South Korea: innovation and openness

Published 3 July 2014

0.1 Detail

Paul Maltby, Director of Innovation in the Cabinet Office visited Seoul from 23-25 June, to speak at the UN Public Policy Forum in two sessions on open data and Open Government Partnership (OGP) to promote UK policy. He also met officials from the Ministry of Security and Public Administration (MOSPA), Ministry of Science, ICT and Future Planning (MSIP) and lead delivery agency, National Information Security Agency (NIA).

Discussions touched on how to stimulate both supply and demand on open data to create this new and potentially huge market. MOSPA’s target was to open 60% of government data sets by 2016. It has secured serious money to improve the quality of government data ($2bn USD over 5 years). Change is progressing through leadership from President Park. Her ‘Government 3.0’ initiative seeks to provide customised services for the citizen through utilisation of technology and open data.

In a meeting with MSIP, they outlined their plans on big data and it was agreed to explore cooperation in the health area.

Just before this visit, MSIP launched a new ‘future growth engine’ implementation plan, similar to UK industrial strategies. The Koreans have selected nine strategic industries: smart cars, 5G mobile communications, marine plants, customised wellness care, wearable smart equipment, intelligent robots, disaster and safety management, smart systems, tangible content and renewable energy hybrid systems. They have also identified four fundamental industries: intelligent semi-conductors, big data, converged materials, and Internet of Things (IoT). Separately MSIP have also announced a big programme on 3D printing, committing to training 10 million people and putting 3D printers in 6,000 schools by 2017.

Comment

This was a very useful visit, showing the huge potential for cooperation with South Korea. They are putting serious investment into ensuring they capitalise on future sectors of growth. We are already collaborating across much of this field, including a Prosperity Fund project with NIA and Open Data Institute looking at the commercial benefits of open data, and a Global Partnership project on bioinformatics (health big data) with Imperial, Cambridge and UCL.

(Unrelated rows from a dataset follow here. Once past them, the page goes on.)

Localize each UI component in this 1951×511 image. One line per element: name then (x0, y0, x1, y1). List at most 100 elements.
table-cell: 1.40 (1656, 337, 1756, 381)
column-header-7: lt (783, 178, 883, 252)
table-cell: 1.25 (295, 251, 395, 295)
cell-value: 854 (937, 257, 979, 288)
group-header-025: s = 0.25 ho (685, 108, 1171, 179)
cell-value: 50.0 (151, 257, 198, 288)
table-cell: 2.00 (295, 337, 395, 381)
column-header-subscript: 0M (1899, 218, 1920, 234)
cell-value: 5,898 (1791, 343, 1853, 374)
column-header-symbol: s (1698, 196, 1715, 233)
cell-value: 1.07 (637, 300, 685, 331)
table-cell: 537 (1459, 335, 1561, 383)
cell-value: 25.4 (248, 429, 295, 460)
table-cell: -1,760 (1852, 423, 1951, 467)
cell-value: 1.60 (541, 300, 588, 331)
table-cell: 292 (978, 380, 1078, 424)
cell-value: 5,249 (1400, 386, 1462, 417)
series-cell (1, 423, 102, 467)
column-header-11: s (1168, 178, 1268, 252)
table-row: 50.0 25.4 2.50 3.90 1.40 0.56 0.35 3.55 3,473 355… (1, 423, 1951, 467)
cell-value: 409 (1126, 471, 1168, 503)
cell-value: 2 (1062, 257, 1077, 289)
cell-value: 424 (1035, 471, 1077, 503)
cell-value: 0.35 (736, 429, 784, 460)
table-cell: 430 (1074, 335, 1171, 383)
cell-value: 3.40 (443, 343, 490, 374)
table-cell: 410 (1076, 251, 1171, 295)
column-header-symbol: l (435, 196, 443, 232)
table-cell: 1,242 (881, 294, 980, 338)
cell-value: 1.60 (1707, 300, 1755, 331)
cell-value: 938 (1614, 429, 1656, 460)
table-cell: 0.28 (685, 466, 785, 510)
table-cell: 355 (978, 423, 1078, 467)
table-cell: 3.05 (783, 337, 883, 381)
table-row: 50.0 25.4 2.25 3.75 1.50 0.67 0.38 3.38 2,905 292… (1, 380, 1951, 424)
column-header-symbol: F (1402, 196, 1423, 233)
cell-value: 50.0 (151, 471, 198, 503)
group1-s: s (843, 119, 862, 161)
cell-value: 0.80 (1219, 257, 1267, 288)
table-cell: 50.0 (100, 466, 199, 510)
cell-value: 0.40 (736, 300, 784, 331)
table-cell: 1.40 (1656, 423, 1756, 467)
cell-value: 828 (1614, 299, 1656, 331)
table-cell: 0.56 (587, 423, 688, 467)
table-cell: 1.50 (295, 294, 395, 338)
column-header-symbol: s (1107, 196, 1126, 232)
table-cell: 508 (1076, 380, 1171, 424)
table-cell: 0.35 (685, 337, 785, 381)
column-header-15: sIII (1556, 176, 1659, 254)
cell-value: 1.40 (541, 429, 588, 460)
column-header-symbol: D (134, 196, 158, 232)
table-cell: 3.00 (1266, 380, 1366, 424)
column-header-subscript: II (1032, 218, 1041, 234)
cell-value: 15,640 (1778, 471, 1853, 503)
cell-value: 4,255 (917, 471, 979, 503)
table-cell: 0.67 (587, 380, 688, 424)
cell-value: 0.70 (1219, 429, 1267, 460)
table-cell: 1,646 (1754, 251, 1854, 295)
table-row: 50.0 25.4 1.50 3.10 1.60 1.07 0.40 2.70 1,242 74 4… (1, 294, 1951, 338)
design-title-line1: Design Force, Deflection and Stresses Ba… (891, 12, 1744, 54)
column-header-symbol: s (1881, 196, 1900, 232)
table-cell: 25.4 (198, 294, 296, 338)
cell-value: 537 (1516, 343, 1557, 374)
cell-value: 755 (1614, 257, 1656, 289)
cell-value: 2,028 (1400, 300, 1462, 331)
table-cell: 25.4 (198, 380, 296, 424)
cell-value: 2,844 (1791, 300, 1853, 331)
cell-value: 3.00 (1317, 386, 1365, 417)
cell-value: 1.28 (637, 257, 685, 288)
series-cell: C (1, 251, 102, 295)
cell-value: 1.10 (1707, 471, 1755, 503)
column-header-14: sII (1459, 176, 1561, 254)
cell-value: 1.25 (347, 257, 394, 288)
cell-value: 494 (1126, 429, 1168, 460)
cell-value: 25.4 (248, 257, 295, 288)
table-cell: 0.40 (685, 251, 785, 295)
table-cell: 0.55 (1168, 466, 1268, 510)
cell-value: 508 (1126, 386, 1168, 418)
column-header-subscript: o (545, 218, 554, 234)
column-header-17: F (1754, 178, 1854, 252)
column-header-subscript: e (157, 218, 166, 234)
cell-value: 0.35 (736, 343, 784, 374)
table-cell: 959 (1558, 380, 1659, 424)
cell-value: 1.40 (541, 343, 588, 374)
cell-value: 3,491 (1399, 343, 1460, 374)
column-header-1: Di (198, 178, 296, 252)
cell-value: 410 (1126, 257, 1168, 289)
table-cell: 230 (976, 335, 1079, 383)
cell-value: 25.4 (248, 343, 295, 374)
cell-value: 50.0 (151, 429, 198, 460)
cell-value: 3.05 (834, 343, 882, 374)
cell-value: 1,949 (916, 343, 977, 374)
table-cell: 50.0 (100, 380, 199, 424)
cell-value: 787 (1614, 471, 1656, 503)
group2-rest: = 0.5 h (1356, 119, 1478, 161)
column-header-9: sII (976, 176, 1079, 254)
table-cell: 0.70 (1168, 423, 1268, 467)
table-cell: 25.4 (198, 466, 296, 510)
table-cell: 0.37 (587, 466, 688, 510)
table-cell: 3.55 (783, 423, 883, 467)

Both sides highlighted the global shortage of qualified data scientists. South Korea has set up a ‘big data institute’, aiming to train 5,000 data scientists by 2017 (300 have been trained so far). There is potential for exchange and academic collaboration as the Alan Turing Institute, the new Data Science Institute at Imperial and others expand their offer on big data. There is scope for both sides to boost capacity.

One area suggested for cooperation is in development of a code of practice on big data.